Each Christmas we decorate the room to an extent that we think Holmes might tolerate. The central feature, of course, is Mr Henry Baker’s goose, created by Jean, along with a piece of blue glass for the Blue Carbuncle, Holmes’s newspaper advertisement and Mr Baker’s ticket for the goose club at the Alpha Inn, both created by Roger, and an old hat that we happened to have, representing poor Mr Baker’s “battered billycock”. Since we think that Dr Watson, at least, might receive seasonal greetings, we put out a dozen or so Victorian Christmas cards, as well as some other suitable items such as a wine bottle and glasses.
At the Sherlock Holmes Exhibition in 1951, the sitting-room was intended to suggest that Holmes and Watson had just left and would be back at any moment.

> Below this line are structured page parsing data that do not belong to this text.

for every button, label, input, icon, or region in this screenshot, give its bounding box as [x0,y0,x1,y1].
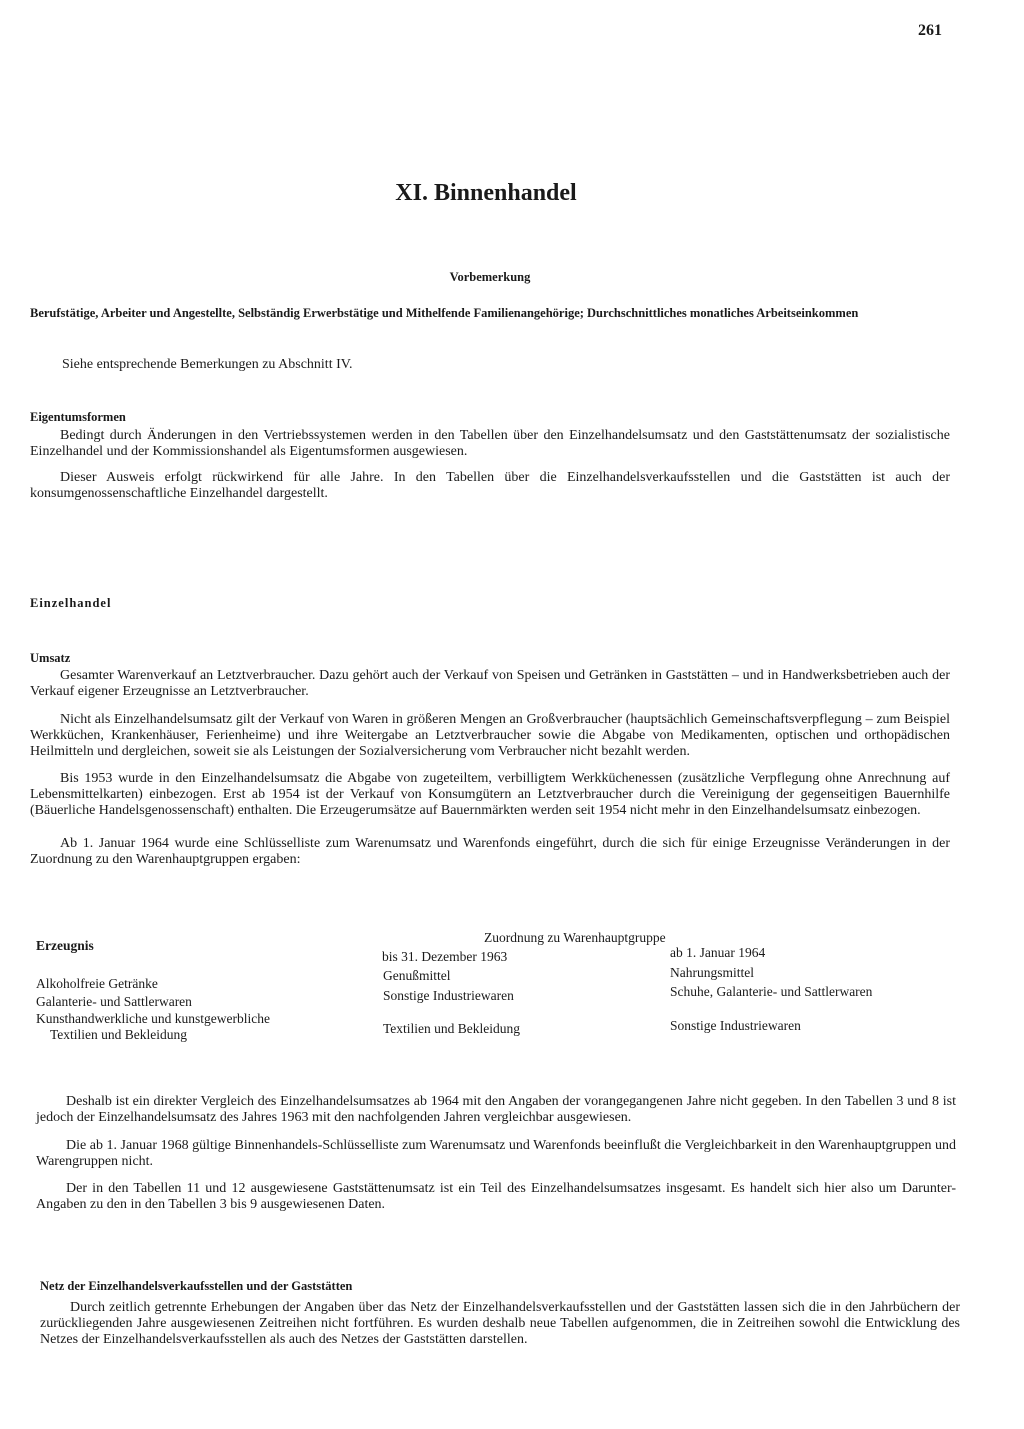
section-heading-employment: Berufstätige, Arbeiter und Angestellte, Selbständig Erwerbstätige und Mithelfende Familienangehörige; Durchschnittliches monatliches Arbeitseinkommen [30,306,859,320]
table-cell-after: Sonstige Industriewaren [670,1018,801,1033]
section-heading-retail: Einzelhandel [30,596,112,610]
table-header-group: Zuordnung zu Warenhauptgruppe [484,930,666,945]
turnover-paragraph-2: Nicht als Einzelhandelsumsatz gilt der Verkauf von Waren in größeren Mengen an Großverbraucher (hauptsächlich Gemeinschaftsverpflegung – zum Beispiel Werkküchen, Krankenhäuser, Ferienheime) und ihre Weitergabe an Letztverbraucher sowie die Abgabe von Medikamenten, optischen und orthopädischen Heilmitteln und dergleichen, soweit sie als Leistungen der Sozialversicherung vom Verbraucher nicht bezahlt werden. [30,712,950,759]
table-header-after: ab 1. Januar 1964 [670,945,766,960]
table-cell-product: Galanterie- und Sattlerwaren [36,994,192,1009]
table-cell-before: Sonstige Industriewaren [383,988,514,1003]
table-cell-before: Genußmittel [383,968,451,983]
preliminary-note-heading: Vorbemerkung [449,270,531,284]
comparison-paragraph-3: Der in den Tabellen 11 und 12 ausgewiesene Gaststättenumsatz ist ein Teil des Einzelhandelsumsatzes insgesamt. Es handelt sich hier also um Darunter-Angaben zu den in den Tabellen 3 bis 9 ausgewiesenen Daten. [36,1181,956,1212]
turnover-paragraph-4: Ab 1. Januar 1964 wurde eine Schlüsselliste zum Warenumsatz und Warenfonds eingeführt, durch die sich für einige Erzeugnisse Veränderungen in der Zuordnung zu den Warenhauptgruppen ergaben: [30,836,950,867]
page-number: 261 [918,22,942,39]
table-header-product: Erzeugnis [36,938,94,953]
ownership-paragraph-2: Dieser Ausweis erfolgt rückwirkend für alle Jahre. In den Tabellen über die Einzelhandelsverkaufsstellen und die Gaststätten ist auch der konsumgenossenschaftliche Einzelhandel dargestellt. [30,470,950,501]
section-heading-ownership: Eigentumsformen [30,410,126,424]
section-heading-network: Netz der Einzelhandelsverkaufsstellen und der Gaststätten [40,1279,353,1293]
chapter-title: XI. Binnenhandel [395,180,577,206]
comparison-paragraph-2: Die ab 1. Januar 1968 gültige Binnenhandels-Schlüsselliste zum Warenumsatz und Warenfonds beeinflußt die Vergleichbarkeit in den Warenhauptgruppen und Warengruppen nicht. [36,1138,956,1169]
table-cell-after: Schuhe, Galanterie- und Sattlerwaren [670,984,873,999]
table-cell-product-continued: Textilien und Bekleidung [50,1027,188,1042]
table-cell-before: Textilien und Bekleidung [383,1021,521,1036]
network-paragraph-1: Durch zeitlich getrennte Erhebungen der Angaben über das Netz der Einzelhandelsverkaufsstellen und der Gaststätten lassen sich die in den Jahrbüchern der zurückliegenden Jahre ausgewiesenen Zeitreihen nicht fortführen. Es wurden deshalb neue Tabellen aufgenommen, die in Zeitreihen sowohl die Entwicklung des Netzes der Einzelhandelsverkaufsstellen als auch des Netzes der Gaststätten darstellen. [40,1300,960,1347]
section-text-employment: Siehe entsprechende Bemerkungen zu Abschnitt IV. [62,357,353,372]
table-header-before: bis 31. Dezember 1963 [382,949,508,964]
table-cell-after: Nahrungsmittel [670,965,754,980]
table-cell-product: Kunsthandwerkliche und kunstgewerbliche [36,1011,270,1026]
turnover-paragraph-1: Gesamter Warenverkauf an Letztverbraucher. Dazu gehört auch der Verkauf von Speisen und Getränken in Gaststätten – und in Handwerksbetrieben auch der Verkauf eigener Erzeugnisse an Letztverbraucher. [30,668,950,699]
subheading-turnover: Umsatz [30,651,71,665]
turnover-paragraph-3: Bis 1953 wurde in den Einzelhandelsumsatz die Abgabe von zugeteiltem, verbilligtem Werkküchenessen (zusätzliche Verpflegung ohne Anrechnung auf Lebensmittelkarten) einbezogen. Erst ab 1954 ist der Verkauf von Konsumgütern an Letztverbraucher durch die Vereinigung der gegenseitigen Bauernhilfe (Bäuerliche Handelsgenossenschaft) enthalten. Die Erzeugerumsätze auf Bauernmärkten werden seit 1954 nicht mehr in den Einzelhandelsumsatz einbezogen. [30,771,950,818]
table-cell-product: Alkoholfreie Getränke [36,976,158,991]
comparison-paragraph-1: Deshalb ist ein direkter Vergleich des Einzelhandelsumsatzes ab 1964 mit den Angaben der vorangegangenen Jahre nicht gegeben. In den Tabellen 3 und 8 ist jedoch der Einzelhandelsumsatz des Jahres 1963 mit den nachfolgenden Jahren vergleichbar ausgewiesen. [36,1094,956,1125]
ownership-paragraph-1: Bedingt durch Änderungen in den Vertriebssystemen werden in den Tabellen über den Einzelhandelsumsatz und den Gaststättenumsatz der sozialistische Einzelhandel und der Kommissionshandel als Eigentumsformen ausgewiesen. [30,428,950,459]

That is the impression that we try to give. Although we cannot be there every day, we call in irregularly to ensure that the room is reasonably clean and to make a few changes: in October, for example, we lay out some items relating to The Hound of the Baskervilles, and in November we unfold the Bruce-Partington plans.
We do our best to make sure that the room looks as if it really exists in the late 1890s. We cannot disguise the smoke alarm on the ceiling, but we were able to provide a pinboard, with appropriate documents attached, to hide a modern electric socket on the wall beside the chemistry table.
While we have looked after the sitting-room, the Sherlock Holmes has undergone two changes of ownership, several changes of management, and at least two extensive refurbishments. It is an honour for us to maintain the long relationship between the Sherlock Holmes Society of London and the Sherlock Holmes pub. Just to be able to enter the sitting-room is exciting; to be trusted with ensuring that it always looks authentic is a great privilege. It is also a great pleasure.
When Orson Welles arrived at the RKO studios to direct his first film, Citizen Kane, he said, “This is the biggest electric train set a boy ever had!” The sitting-room at the Sherlock Holmes is the best toy we could wish for.